# blackwater extract



## fiveo93 (Jan 19, 2004)

anyone try using blackwater extract? any way to make it last?


----------



## The Wave (Oct 22, 2003)

I tryed this product and i give it a







with no carbon,and used twice the amount,it only slightly tinted the water,and was gone in a few days,if anyone knows of a good brand to try,please share


----------



## rufus (Jan 6, 2004)

make sure you dont have any carbon, otherwise it clears up in a day


----------



## SLANTED (Dec 7, 2003)

I've tried a bunch of brands of BW extract and they all seem to only dark the water temporarily, maybe for a week max if you have no carbon in your tank. I still use it because it still adds vitamins and nutrients into the water.


----------



## RhomZilla (Feb 12, 2003)

SLANTED said:


> I've tried a bunch of brands of BW extract and they all seem to only dark the water temporarily, maybe for a week max if you have no carbon in your tank. I still use it because it still adds vitamins and nutrients into the water.

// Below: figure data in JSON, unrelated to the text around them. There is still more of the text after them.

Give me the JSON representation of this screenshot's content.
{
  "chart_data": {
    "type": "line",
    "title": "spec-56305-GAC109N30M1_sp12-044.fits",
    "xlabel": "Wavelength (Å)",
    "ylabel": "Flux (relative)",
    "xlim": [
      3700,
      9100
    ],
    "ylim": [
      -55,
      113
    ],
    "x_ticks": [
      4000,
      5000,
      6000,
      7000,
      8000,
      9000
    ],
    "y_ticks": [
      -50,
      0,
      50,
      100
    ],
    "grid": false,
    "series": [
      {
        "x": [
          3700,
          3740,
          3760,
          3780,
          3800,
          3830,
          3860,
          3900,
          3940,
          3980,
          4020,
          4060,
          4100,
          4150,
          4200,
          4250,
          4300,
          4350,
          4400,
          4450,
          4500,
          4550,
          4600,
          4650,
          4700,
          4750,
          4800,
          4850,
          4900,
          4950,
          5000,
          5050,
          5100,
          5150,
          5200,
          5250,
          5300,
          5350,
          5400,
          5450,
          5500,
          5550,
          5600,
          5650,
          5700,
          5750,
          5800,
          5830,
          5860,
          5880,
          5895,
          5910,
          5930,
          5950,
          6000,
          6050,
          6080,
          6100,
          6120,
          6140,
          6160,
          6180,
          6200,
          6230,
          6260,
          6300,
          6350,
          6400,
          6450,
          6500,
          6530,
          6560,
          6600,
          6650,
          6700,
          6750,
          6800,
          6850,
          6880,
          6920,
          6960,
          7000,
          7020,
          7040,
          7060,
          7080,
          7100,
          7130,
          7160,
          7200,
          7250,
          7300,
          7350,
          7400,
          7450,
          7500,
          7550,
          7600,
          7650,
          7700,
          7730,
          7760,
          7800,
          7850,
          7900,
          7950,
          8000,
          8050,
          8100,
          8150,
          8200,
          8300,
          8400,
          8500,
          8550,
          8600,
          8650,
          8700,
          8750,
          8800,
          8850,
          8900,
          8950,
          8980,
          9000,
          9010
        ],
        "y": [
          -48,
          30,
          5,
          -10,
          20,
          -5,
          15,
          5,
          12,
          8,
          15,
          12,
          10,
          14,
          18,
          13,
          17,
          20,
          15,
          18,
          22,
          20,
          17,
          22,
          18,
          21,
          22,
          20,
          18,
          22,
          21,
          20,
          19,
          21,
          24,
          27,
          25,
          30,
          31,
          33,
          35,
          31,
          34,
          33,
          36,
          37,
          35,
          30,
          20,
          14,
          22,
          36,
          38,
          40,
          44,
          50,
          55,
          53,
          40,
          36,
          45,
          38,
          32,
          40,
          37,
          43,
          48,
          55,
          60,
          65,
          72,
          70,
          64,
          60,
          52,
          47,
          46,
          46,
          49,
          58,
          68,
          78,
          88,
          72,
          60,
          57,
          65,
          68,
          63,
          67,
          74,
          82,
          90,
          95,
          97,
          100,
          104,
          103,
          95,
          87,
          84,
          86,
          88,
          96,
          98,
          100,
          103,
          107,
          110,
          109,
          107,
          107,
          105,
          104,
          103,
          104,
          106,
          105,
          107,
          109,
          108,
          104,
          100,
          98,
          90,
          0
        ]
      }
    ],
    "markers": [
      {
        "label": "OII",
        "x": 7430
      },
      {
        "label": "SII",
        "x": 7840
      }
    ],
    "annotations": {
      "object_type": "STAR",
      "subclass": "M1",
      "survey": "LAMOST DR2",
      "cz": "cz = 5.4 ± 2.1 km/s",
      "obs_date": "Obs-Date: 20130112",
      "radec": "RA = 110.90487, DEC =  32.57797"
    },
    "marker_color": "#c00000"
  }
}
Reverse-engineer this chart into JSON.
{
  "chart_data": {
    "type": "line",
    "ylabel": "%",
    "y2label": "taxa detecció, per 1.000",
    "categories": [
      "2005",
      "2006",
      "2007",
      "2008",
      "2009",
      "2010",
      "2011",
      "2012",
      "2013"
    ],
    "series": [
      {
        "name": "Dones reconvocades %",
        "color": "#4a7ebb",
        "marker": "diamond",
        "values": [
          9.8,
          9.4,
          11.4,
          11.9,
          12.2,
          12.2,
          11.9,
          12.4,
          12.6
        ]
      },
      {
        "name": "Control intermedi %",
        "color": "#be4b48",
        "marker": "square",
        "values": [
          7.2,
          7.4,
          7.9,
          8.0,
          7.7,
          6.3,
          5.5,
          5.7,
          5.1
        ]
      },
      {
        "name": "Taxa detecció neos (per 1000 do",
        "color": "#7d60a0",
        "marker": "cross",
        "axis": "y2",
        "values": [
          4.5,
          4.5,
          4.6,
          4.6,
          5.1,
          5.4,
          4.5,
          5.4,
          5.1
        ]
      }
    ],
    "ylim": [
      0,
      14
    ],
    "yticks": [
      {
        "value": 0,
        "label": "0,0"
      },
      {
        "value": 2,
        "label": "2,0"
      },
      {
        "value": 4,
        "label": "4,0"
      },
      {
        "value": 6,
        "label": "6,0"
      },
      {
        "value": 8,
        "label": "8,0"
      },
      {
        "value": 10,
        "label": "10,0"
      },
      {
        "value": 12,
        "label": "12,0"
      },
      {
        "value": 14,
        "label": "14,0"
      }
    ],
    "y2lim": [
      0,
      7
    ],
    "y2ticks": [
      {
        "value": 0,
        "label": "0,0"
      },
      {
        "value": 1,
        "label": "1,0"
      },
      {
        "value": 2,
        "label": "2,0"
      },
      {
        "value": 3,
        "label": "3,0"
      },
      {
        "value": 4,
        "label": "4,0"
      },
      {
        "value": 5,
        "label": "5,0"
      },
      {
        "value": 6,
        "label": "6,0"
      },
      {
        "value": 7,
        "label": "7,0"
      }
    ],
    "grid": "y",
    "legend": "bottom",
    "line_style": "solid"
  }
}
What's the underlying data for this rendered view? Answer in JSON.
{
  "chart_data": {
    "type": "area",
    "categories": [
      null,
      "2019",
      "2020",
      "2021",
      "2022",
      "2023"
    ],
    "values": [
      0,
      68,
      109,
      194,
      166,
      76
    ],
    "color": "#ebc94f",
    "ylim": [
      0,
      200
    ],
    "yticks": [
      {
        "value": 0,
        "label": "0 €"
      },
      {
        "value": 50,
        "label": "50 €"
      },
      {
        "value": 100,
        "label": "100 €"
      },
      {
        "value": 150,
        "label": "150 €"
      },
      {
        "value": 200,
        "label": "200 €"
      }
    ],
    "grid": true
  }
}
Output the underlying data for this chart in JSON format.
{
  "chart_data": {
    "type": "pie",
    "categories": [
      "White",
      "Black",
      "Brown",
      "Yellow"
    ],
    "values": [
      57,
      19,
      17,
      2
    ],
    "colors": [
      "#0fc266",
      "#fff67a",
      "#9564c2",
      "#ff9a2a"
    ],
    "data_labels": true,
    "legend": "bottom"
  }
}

 Dont forgett it also messes up the PH.


----------



## The Wave (Oct 22, 2003)

RhomZilla said:


> Dont forgett it also messes up the PH.










what do you mean mess it up ? if anything it may bring it down very slightly,but did not mess it up,infact at twice the amount ,it did not change my ph at all.


----------



## Grosse Gurke (Jan 3, 2003)

Here is what I do. I have a 40 gallon tub with a emp400 running. I have some wood in there...dont know what kind though..this creates some really dark water for me. I use it when my tank needs topping between water changes and it really darkens the water. The water in this tub looks like rootbeer...it is that dark. I got this idea when I added the wood to the tub to make it sink and the water got so dark it was great. I dont really have room in my tanks for the wood so I just use the water...and then fill the tub back up when I do water changes.
This water will darken the water so much better than bwe ever has. I run a filter on the water because it you just let it sit it starts to smell and becomes stagnent....


----------